On her political Twitter account, Pelosi cited an October 2018 tweet in which the president claimed the GOP favored protecting coverage for pre-existing conditions.

'All Republicans support people with pre-existing conditions, and if they don't, they will after I speak to them,' the president had written. 'I am in total support. Also, Democrats will destroy your Medicare, and I will keep it healthy and well!'

'Lies,' Pelosi wrote.

Senate Democratic Leader Chuck Schumer called the move to abandon Obamacare a 'slap in the face to American families.'

It's 'a devastating blow to Republicans who promised to protect people with pre-existing conditions,' he said Tuesday on the Senate floor Tuesday.

And moderate Republican Sen. Susan Collins said the DOJ's decision to let Obamacare wither on the vine — 'to even go more broadly in failing to defend the law' — is 'very disappointing.'

O'Connor ruled on a lawsuit brought by a coalition of 20 Republican-led states including Texas, Alabama and Florida, that said a Trump-backed change to the U.S. tax code made the law unconstitutional.

The 2010 law, seen as the signature domestic achievement of Trump's Democratic predecessor, Barack Obama, has been a flash point of American politics since it passed, with Republicans including Trump repeatedly attempting to overturn it.

Democrats made defending the law a powerful messaging tool in the run-up to the November elections, when polls showed that eight in 10 Americans wanted to defend the law's most popular benefits including protections for insurance coverage for people with preexisting conditions. The strategy paid off and Democrats won a broad 38-seat majority in the U.S. House of Representatives.

'The Department of Justice has determined that the district court's judgment should be affirmed,' Assistant U.S. Attorney General Joseph Hunt and other federal officials wrote in the Monday letter.
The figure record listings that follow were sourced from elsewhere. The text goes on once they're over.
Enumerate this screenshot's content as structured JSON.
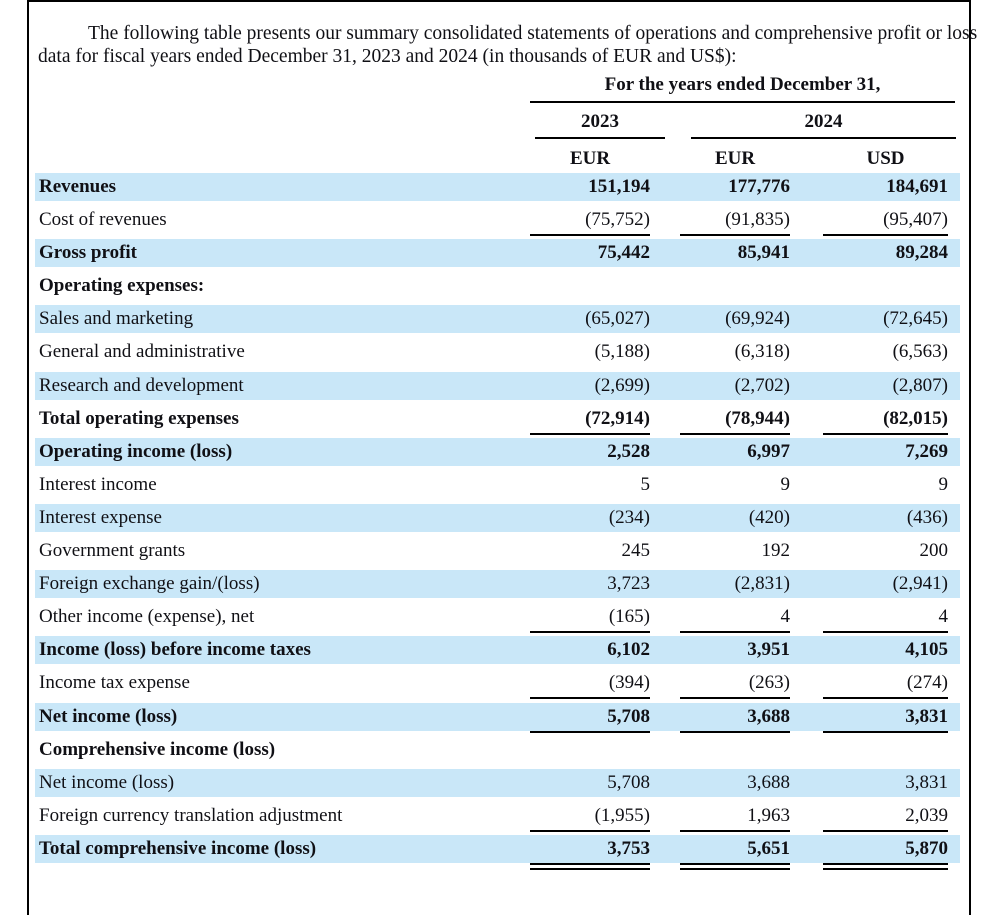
{
  "intro": "The following table presents our summary consolidated statements of operations and comprehensive profit or loss data for fiscal years ended December 31, 2023 and 2024 (in thousands of EUR and US$):",
  "colors": {
    "row_highlight": "#c9e7f8",
    "text": "#101015",
    "rule": "#000000"
  },
  "table": {
    "header": {
      "title": "For the years ended December 31,",
      "years": [
        "2023",
        "2024"
      ],
      "currencies": [
        "EUR",
        "EUR",
        "USD"
      ]
    },
    "rows": [
      {
        "label": "Revenues",
        "values": [
          "151,194",
          "177,776",
          "184,691"
        ],
        "bold": true,
        "bg": "blue",
        "underline": "none"
      },
      {
        "label": "Cost of revenues",
        "values": [
          "(75,752)",
          "(91,835)",
          "(95,407)"
        ],
        "bold": false,
        "bg": "white",
        "underline": "single"
      },
      {
        "label": "Gross profit",
        "values": [
          "75,442",
          "85,941",
          "89,284"
        ],
        "bold": true,
        "bg": "blue",
        "underline": "none"
      },
      {
        "label": "Operating expenses:",
        "values": [
          "",
          "",
          ""
        ],
        "bold": true,
        "bg": "white",
        "underline": "none"
      },
      {
        "label": "Sales and marketing",
        "values": [
          "(65,027)",
          "(69,924)",
          "(72,645)"
        ],
        "bold": false,
        "bg": "blue",
        "underline": "none"
      },
      {
        "label": "General and administrative",
        "values": [
          "(5,188)",
          "(6,318)",
          "(6,563)"
        ],
        "bold": false,
        "bg": "white",
        "underline": "none"
      },
      {
        "label": "Research and development",
        "values": [
          "(2,699)",
          "(2,702)",
          "(2,807)"
        ],
        "bold": false,
        "bg": "blue",
        "underline": "none"
      },
      {
        "label": "Total operating expenses",
        "values": [
          "(72,914)",
          "(78,944)",
          "(82,015)"
        ],
        "bold": true,
        "bg": "white",
        "underline": "single"
      },
      {
        "label": "Operating income (loss)",
        "values": [
          "2,528",
          "6,997",
          "7,269"
        ],
        "bold": true,
        "bg": "blue",
        "underline": "none"
      },
      {
        "label": "Interest income",
        "values": [
          "5",
          "9",
          "9"
        ],
        "bold": false,
        "bg": "white",
        "underline": "none"
      },
      {
        "label": "Interest expense",
        "values": [
          "(234)",
          "(420)",
          "(436)"
        ],
        "bold": false,
        "bg": "blue",
        "underline": "none"
      },
      {
        "label": "Government grants",
        "values": [
          "245",
          "192",
          "200"
        ],
        "bold": false,
        "bg": "white",
        "underline": "none"
      },
      {
        "label": "Foreign exchange gain/(loss)",
        "values": [
          "3,723",
          "(2,831)",
          "(2,941)"
        ],
        "bold": false,
        "bg": "blue",
        "underline": "none"
      },
      {
        "label": "Other income (expense), net",
        "values": [
          "(165)",
          "4",
          "4"
        ],
        "bold": false,
        "bg": "white",
        "underline": "single"
      },
      {
        "label": "Income (loss) before income taxes",
        "values": [
          "6,102",
          "3,951",
          "4,105"
        ],
        "bold": true,
        "bg": "blue",
        "underline": "none"
      },
      {
        "label": "Income tax expense",
        "values": [
          "(394)",
          "(263)",
          "(274)"
        ],
        "bold": false,
        "bg": "white",
        "underline": "single"
      },
      {
        "label": "Net income (loss)",
        "values": [
          "5,708",
          "3,688",
          "3,831"
        ],
        "bold": true,
        "bg": "blue",
        "underline": "single"
      },
      {
        "label": "Comprehensive income (loss)",
        "values": [
          "",
          "",
          ""
        ],
        "bold": true,
        "bg": "white",
        "underline": "none"
      },
      {
        "label": "Net income (loss)",
        "values": [
          "5,708",
          "3,688",
          "3,831"
        ],
        "bold": false,
        "bg": "blue",
        "underline": "none"
      },
      {
        "label": "Foreign currency translation adjustment",
        "values": [
          "(1,955)",
          "1,963",
          "2,039"
        ],
        "bold": false,
        "bg": "white",
        "underline": "single"
      },
      {
        "label": "Total comprehensive income (loss)",
        "values": [
          "3,753",
          "5,651",
          "5,870"
        ],
        "bold": true,
        "bg": "blue",
        "underline": "double"
      }
    ]
  }
}
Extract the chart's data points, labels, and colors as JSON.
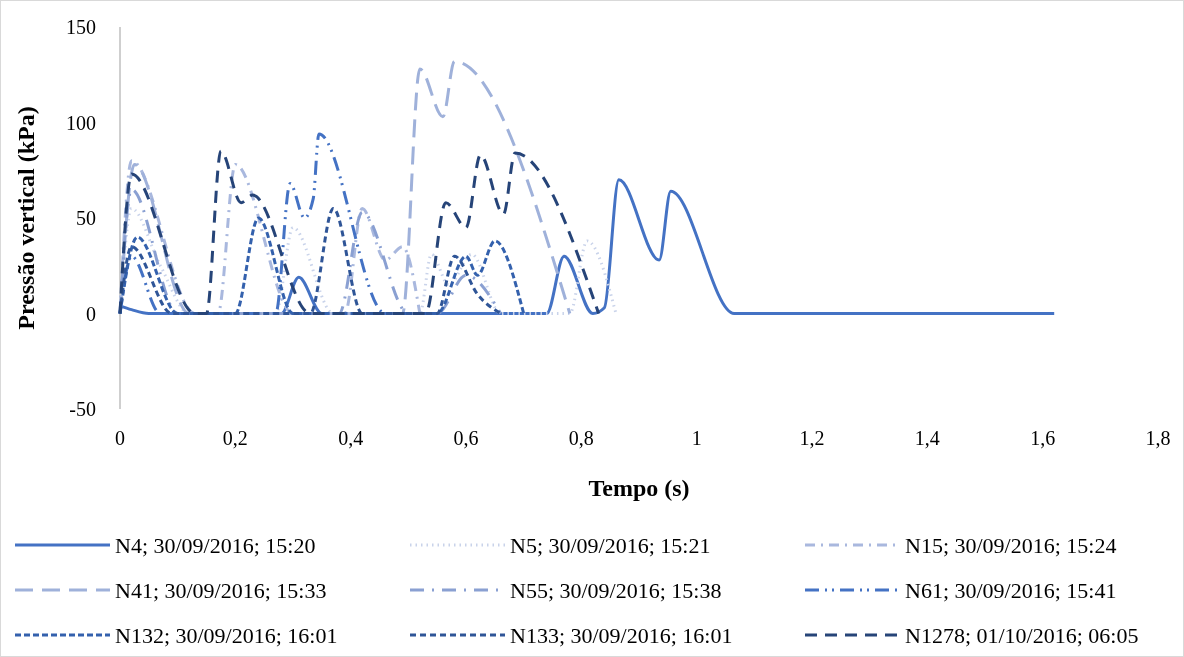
{
  "chart_data": {
    "type": "line",
    "xlabel": "Tempo (s)",
    "ylabel": "Pressão vertical (kPa)",
    "xlim": [
      0,
      1.8
    ],
    "xticks": [
      {
        "value": 0,
        "label": "0"
      },
      {
        "value": 0.2,
        "label": "0,2"
      },
      {
        "value": 0.4,
        "label": "0,4"
      },
      {
        "value": 0.6,
        "label": "0,6"
      },
      {
        "value": 0.8,
        "label": "0,8"
      },
      {
        "value": 1,
        "label": "1"
      },
      {
        "value": 1.2,
        "label": "1,2"
      },
      {
        "value": 1.4,
        "label": "1,4"
      },
      {
        "value": 1.6,
        "label": "1,6"
      },
      {
        "value": 1.8,
        "label": "1,8"
      }
    ],
    "ylim": [
      -50,
      150
    ],
    "yticks": [
      -50,
      0,
      50,
      100,
      150
    ],
    "grid": false,
    "legend": "bottom",
    "marker": "none",
    "series": [
      {
        "name": "N4; 30/09/2016; 15:20",
        "color": "#4472c4",
        "line_style": "solid",
        "x": [
          0,
          0.02,
          0.05,
          0.1,
          0.28,
          0.31,
          0.35,
          0.74,
          0.77,
          0.82,
          0.84,
          0.865,
          0.935,
          0.955,
          1.065,
          1.62
        ],
        "values": [
          4,
          2,
          0,
          0,
          0,
          19,
          0,
          0,
          30,
          0,
          3,
          70,
          28,
          64,
          0,
          0
        ]
      },
      {
        "name": "N5; 30/09/2016; 15:21",
        "color": "#c9d3ea",
        "line_style": "dotted",
        "x": [
          0,
          0.02,
          0.07,
          0.12,
          0.27,
          0.3,
          0.37,
          0.52,
          0.54,
          0.57,
          0.61,
          0.66,
          0.78,
          0.81,
          0.86
        ],
        "values": [
          0,
          55,
          25,
          0,
          0,
          45,
          0,
          0,
          31,
          15,
          31,
          0,
          0,
          38,
          0
        ]
      },
      {
        "name": "N15; 30/09/2016; 15:24",
        "color": "#a9b8de",
        "line_style": "dashed",
        "x": [
          0,
          0.02,
          0.13,
          0.17,
          0.2,
          0.3,
          0.39,
          0.42,
          0.46,
          0.49,
          0.52
        ],
        "values": [
          0,
          80,
          0,
          0,
          78,
          0,
          0,
          55,
          28,
          35,
          0
        ]
      },
      {
        "name": "N41; 30/09/2016; 15:33",
        "color": "#9fb1da",
        "line_style": "dashed",
        "x": [
          0,
          0.025,
          0.12,
          0.49,
          0.52,
          0.56,
          0.58,
          0.78
        ],
        "values": [
          0,
          78,
          0,
          0,
          128,
          103,
          132,
          0
        ]
      },
      {
        "name": "N55; 30/09/2016; 15:38",
        "color": "#8aa0d2",
        "line_style": "dashed",
        "x": [
          0,
          0.02,
          0.1,
          0.38,
          0.42,
          0.5,
          0.55,
          0.6,
          0.66
        ],
        "values": [
          0,
          65,
          0,
          0,
          53,
          0,
          0,
          20,
          0
        ]
      },
      {
        "name": "N61; 30/09/2016; 15:41",
        "color": "#4472c4",
        "line_style": "dashed",
        "x": [
          0,
          0.02,
          0.07,
          0.27,
          0.295,
          0.32,
          0.335,
          0.345,
          0.46,
          0.52
        ],
        "values": [
          0,
          30,
          0,
          0,
          68,
          50,
          60,
          94,
          0,
          0
        ]
      },
      {
        "name": "N132; 30/09/2016; 16:01",
        "color": "#3461ad",
        "line_style": "dashed",
        "x": [
          0,
          0.03,
          0.1,
          0.2,
          0.24,
          0.3,
          0.33,
          0.55,
          0.6,
          0.62,
          0.65,
          0.7
        ],
        "values": [
          0,
          40,
          0,
          0,
          50,
          0,
          0,
          0,
          30,
          20,
          38,
          0
        ]
      },
      {
        "name": "N133; 30/09/2016; 16:01",
        "color": "#2f5597",
        "line_style": "dashed",
        "x": [
          0,
          0.02,
          0.09,
          0.33,
          0.37,
          0.42,
          0.55,
          0.58,
          0.62,
          0.66
        ],
        "values": [
          0,
          35,
          0,
          0,
          55,
          0,
          0,
          30,
          10,
          0
        ]
      },
      {
        "name": "N1278; 01/10/2016; 06:05",
        "color": "#264478",
        "line_style": "dashed",
        "x": [
          0,
          0.02,
          0.13,
          0.15,
          0.175,
          0.21,
          0.23,
          0.33,
          0.53,
          0.565,
          0.6,
          0.625,
          0.665,
          0.685,
          0.83
        ],
        "values": [
          0,
          73,
          0,
          0,
          85,
          58,
          62,
          0,
          0,
          58,
          45,
          83,
          52,
          84,
          0
        ]
      }
    ]
  }
}
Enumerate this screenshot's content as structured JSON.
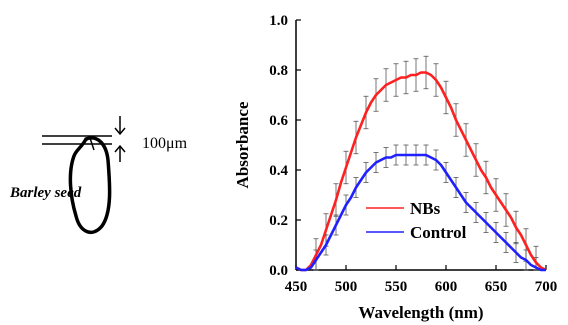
{
  "diagram": {
    "scale_label": "100μm",
    "seed_label": "Barley seed"
  },
  "chart_data": {
    "type": "line",
    "xlabel": "Wavelength (nm)",
    "ylabel": "Absorbance",
    "xlim": [
      450,
      700
    ],
    "ylim": [
      0.0,
      1.0
    ],
    "xticks": [
      450,
      500,
      550,
      600,
      650,
      700
    ],
    "yticks": [
      "0.0",
      "0.2",
      "0.4",
      "0.6",
      "0.8",
      "1.0"
    ],
    "grid": false,
    "legend_position": "bottom-center",
    "series": [
      {
        "name": "NBs",
        "color": "#ff2020",
        "x": [
          450,
          455,
          460,
          465,
          470,
          475,
          480,
          485,
          490,
          495,
          500,
          505,
          510,
          515,
          520,
          525,
          530,
          535,
          540,
          545,
          550,
          555,
          560,
          565,
          570,
          575,
          580,
          585,
          590,
          595,
          600,
          605,
          610,
          615,
          620,
          625,
          630,
          635,
          640,
          645,
          650,
          655,
          660,
          665,
          670,
          675,
          680,
          685,
          690,
          695,
          700
        ],
        "y": [
          0.01,
          0.0,
          0.0,
          0.02,
          0.06,
          0.1,
          0.16,
          0.22,
          0.28,
          0.35,
          0.41,
          0.47,
          0.53,
          0.58,
          0.63,
          0.67,
          0.7,
          0.72,
          0.74,
          0.75,
          0.76,
          0.77,
          0.77,
          0.78,
          0.78,
          0.79,
          0.79,
          0.78,
          0.76,
          0.73,
          0.69,
          0.65,
          0.6,
          0.56,
          0.52,
          0.48,
          0.44,
          0.4,
          0.37,
          0.33,
          0.3,
          0.27,
          0.24,
          0.21,
          0.17,
          0.14,
          0.1,
          0.06,
          0.03,
          0.01,
          0.0
        ],
        "error": 0.065
      },
      {
        "name": "Control",
        "color": "#2020ff",
        "x": [
          450,
          455,
          460,
          465,
          470,
          475,
          480,
          485,
          490,
          495,
          500,
          505,
          510,
          515,
          520,
          525,
          530,
          535,
          540,
          545,
          550,
          555,
          560,
          565,
          570,
          575,
          580,
          585,
          590,
          595,
          600,
          605,
          610,
          615,
          620,
          625,
          630,
          635,
          640,
          645,
          650,
          655,
          660,
          665,
          670,
          675,
          680,
          685,
          690,
          695,
          700
        ],
        "y": [
          0.01,
          0.0,
          0.0,
          0.01,
          0.04,
          0.07,
          0.1,
          0.14,
          0.18,
          0.22,
          0.26,
          0.29,
          0.33,
          0.36,
          0.39,
          0.41,
          0.43,
          0.44,
          0.45,
          0.45,
          0.46,
          0.46,
          0.46,
          0.46,
          0.46,
          0.46,
          0.46,
          0.45,
          0.44,
          0.42,
          0.39,
          0.36,
          0.33,
          0.3,
          0.27,
          0.25,
          0.23,
          0.21,
          0.19,
          0.17,
          0.15,
          0.13,
          0.11,
          0.09,
          0.07,
          0.05,
          0.04,
          0.02,
          0.01,
          0.0,
          0.0
        ],
        "error": 0.04
      }
    ]
  }
}
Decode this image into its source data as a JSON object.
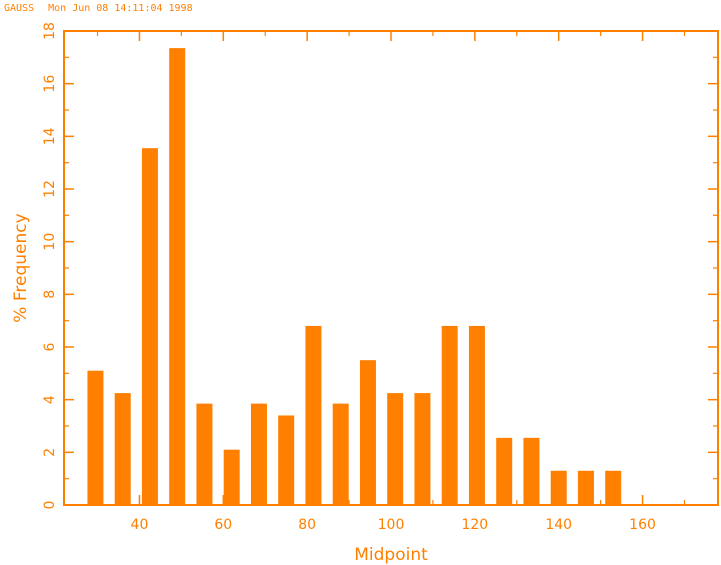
{
  "header": {
    "program": "GAUSS",
    "timestamp": "Mon Jun 08 14:11:04 1998"
  },
  "colors": {
    "accent": "#ff8000"
  },
  "chart_data": {
    "type": "bar",
    "title": "",
    "xlabel": "Midpoint",
    "ylabel": "% Frequency",
    "x": [
      29.5,
      36,
      42.5,
      49,
      55.5,
      62,
      68.5,
      75,
      81.5,
      88,
      94.5,
      101,
      107.5,
      114,
      120.5,
      127,
      133.5,
      140,
      146.5,
      153
    ],
    "values": [
      5.1,
      4.25,
      13.55,
      17.35,
      3.85,
      2.1,
      3.85,
      3.4,
      6.8,
      3.85,
      5.5,
      4.25,
      4.25,
      6.8,
      6.8,
      2.55,
      2.55,
      1.3,
      1.3,
      1.3
    ],
    "xlim": [
      22,
      178
    ],
    "ylim": [
      0,
      18
    ],
    "xticks": [
      40,
      60,
      80,
      100,
      120,
      140,
      160
    ],
    "yticks": [
      0,
      2,
      4,
      6,
      8,
      10,
      12,
      14,
      16,
      18
    ],
    "grid": false,
    "legend": "none"
  }
}
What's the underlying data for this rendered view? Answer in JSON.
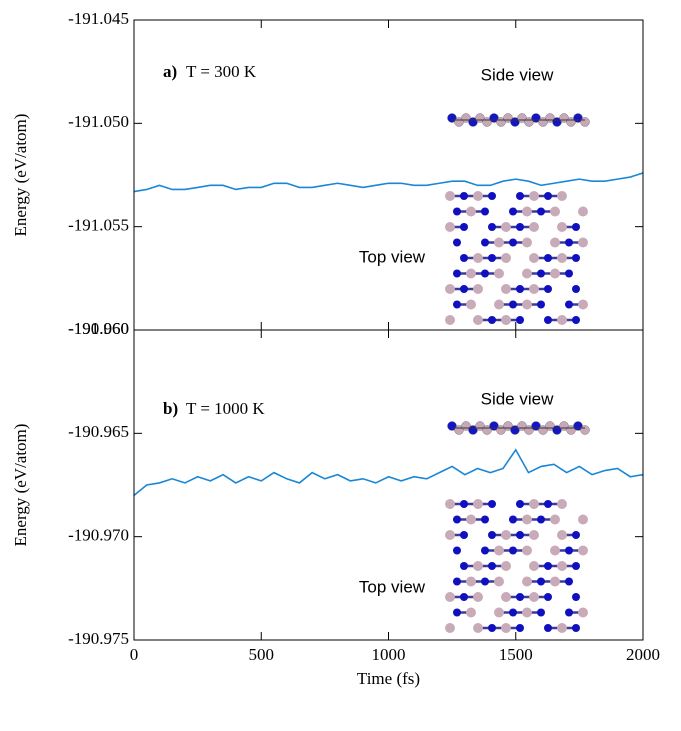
{
  "chart_data": [
    {
      "type": "line",
      "panel_label": "a)",
      "annotation": "T = 300 K",
      "side_view_label": "Side view",
      "top_view_label": "Top view",
      "ylabel": "Energy (eV/atom)",
      "color": "#1a87d6",
      "xlim": [
        0,
        2000
      ],
      "ylim": [
        -191.06,
        -191.045
      ],
      "yticks": [
        {
          "value": -191.06,
          "label": "-191.060"
        },
        {
          "value": -191.055,
          "label": "-191.055"
        },
        {
          "value": -191.05,
          "label": "-191.050"
        },
        {
          "value": -191.045,
          "label": "-191.045"
        }
      ],
      "x": [
        0,
        50,
        100,
        150,
        200,
        250,
        300,
        350,
        400,
        450,
        500,
        550,
        600,
        650,
        700,
        750,
        800,
        850,
        900,
        950,
        1000,
        1050,
        1100,
        1150,
        1200,
        1250,
        1300,
        1350,
        1400,
        1450,
        1500,
        1550,
        1600,
        1650,
        1700,
        1750,
        1800,
        1850,
        1900,
        1950,
        2000
      ],
      "values": [
        -191.0533,
        -191.0532,
        -191.053,
        -191.0532,
        -191.0532,
        -191.0531,
        -191.053,
        -191.053,
        -191.0532,
        -191.0531,
        -191.0531,
        -191.0529,
        -191.0529,
        -191.0531,
        -191.0531,
        -191.053,
        -191.0529,
        -191.053,
        -191.0531,
        -191.053,
        -191.0529,
        -191.0529,
        -191.053,
        -191.053,
        -191.0529,
        -191.0528,
        -191.0528,
        -191.053,
        -191.053,
        -191.0528,
        -191.0527,
        -191.0528,
        -191.053,
        -191.0529,
        -191.0528,
        -191.0527,
        -191.0528,
        -191.0528,
        -191.0527,
        -191.0526,
        -191.0524
      ]
    },
    {
      "type": "line",
      "panel_label": "b)",
      "annotation": "T = 1000 K",
      "side_view_label": "Side view",
      "top_view_label": "Top view",
      "ylabel": "Energy (eV/atom)",
      "xlabel": "Time (fs)",
      "color": "#1a87d6",
      "xlim": [
        0,
        2000
      ],
      "xticks": [
        0,
        500,
        1000,
        1500,
        2000
      ],
      "ylim": [
        -190.975,
        -190.96
      ],
      "yticks": [
        {
          "value": -190.975,
          "label": "-190.975"
        },
        {
          "value": -190.97,
          "label": "-190.970"
        },
        {
          "value": -190.965,
          "label": "-190.965"
        },
        {
          "value": -190.96,
          "label": "-190.960"
        }
      ],
      "x": [
        0,
        50,
        100,
        150,
        200,
        250,
        300,
        350,
        400,
        450,
        500,
        550,
        600,
        650,
        700,
        750,
        800,
        850,
        900,
        950,
        1000,
        1050,
        1100,
        1150,
        1200,
        1250,
        1300,
        1350,
        1400,
        1450,
        1500,
        1550,
        1600,
        1650,
        1700,
        1750,
        1800,
        1850,
        1900,
        1950,
        2000
      ],
      "values": [
        -190.968,
        -190.9675,
        -190.9674,
        -190.9672,
        -190.9674,
        -190.9671,
        -190.9673,
        -190.967,
        -190.9674,
        -190.9671,
        -190.9673,
        -190.9669,
        -190.9672,
        -190.9674,
        -190.9669,
        -190.9672,
        -190.967,
        -190.9673,
        -190.9672,
        -190.9674,
        -190.9671,
        -190.9673,
        -190.9671,
        -190.9672,
        -190.9669,
        -190.9666,
        -190.967,
        -190.9667,
        -190.9669,
        -190.9667,
        -190.9658,
        -190.9669,
        -190.9666,
        -190.9665,
        -190.9669,
        -190.9666,
        -190.967,
        -190.9668,
        -190.9667,
        -190.9671,
        -190.967
      ]
    }
  ]
}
They said they would file a more extensive legal briefing later.

Obamacare survived a 2012 legal challenge at the Supreme Court when a majority of justices ruled the individual mandate aspect of the program was a tax that Congress had the authority to impose.

In December, O'Connor ruled that after Trump signed a $1.5 trillion tax bill passed by Congress last year that eliminated the penalties, the individual mandate could no longer be considered constitutional.

A group of 17 mostly Democratic-led states including California and New York on Monday argued that the law was constitutional.

'The individual plaintiffs do not have standing to challenge the resulting law because they suffer no legal harm from the existence of a provision that offers them a lawful choice between buying insurance or doing nothing,' they wrote in court papers.

About 11.8 million consumers nationwide enrolled in 2018 Obamacare exchange plans, according to the U.S. government's Centers for Medicare and Medicaid Services.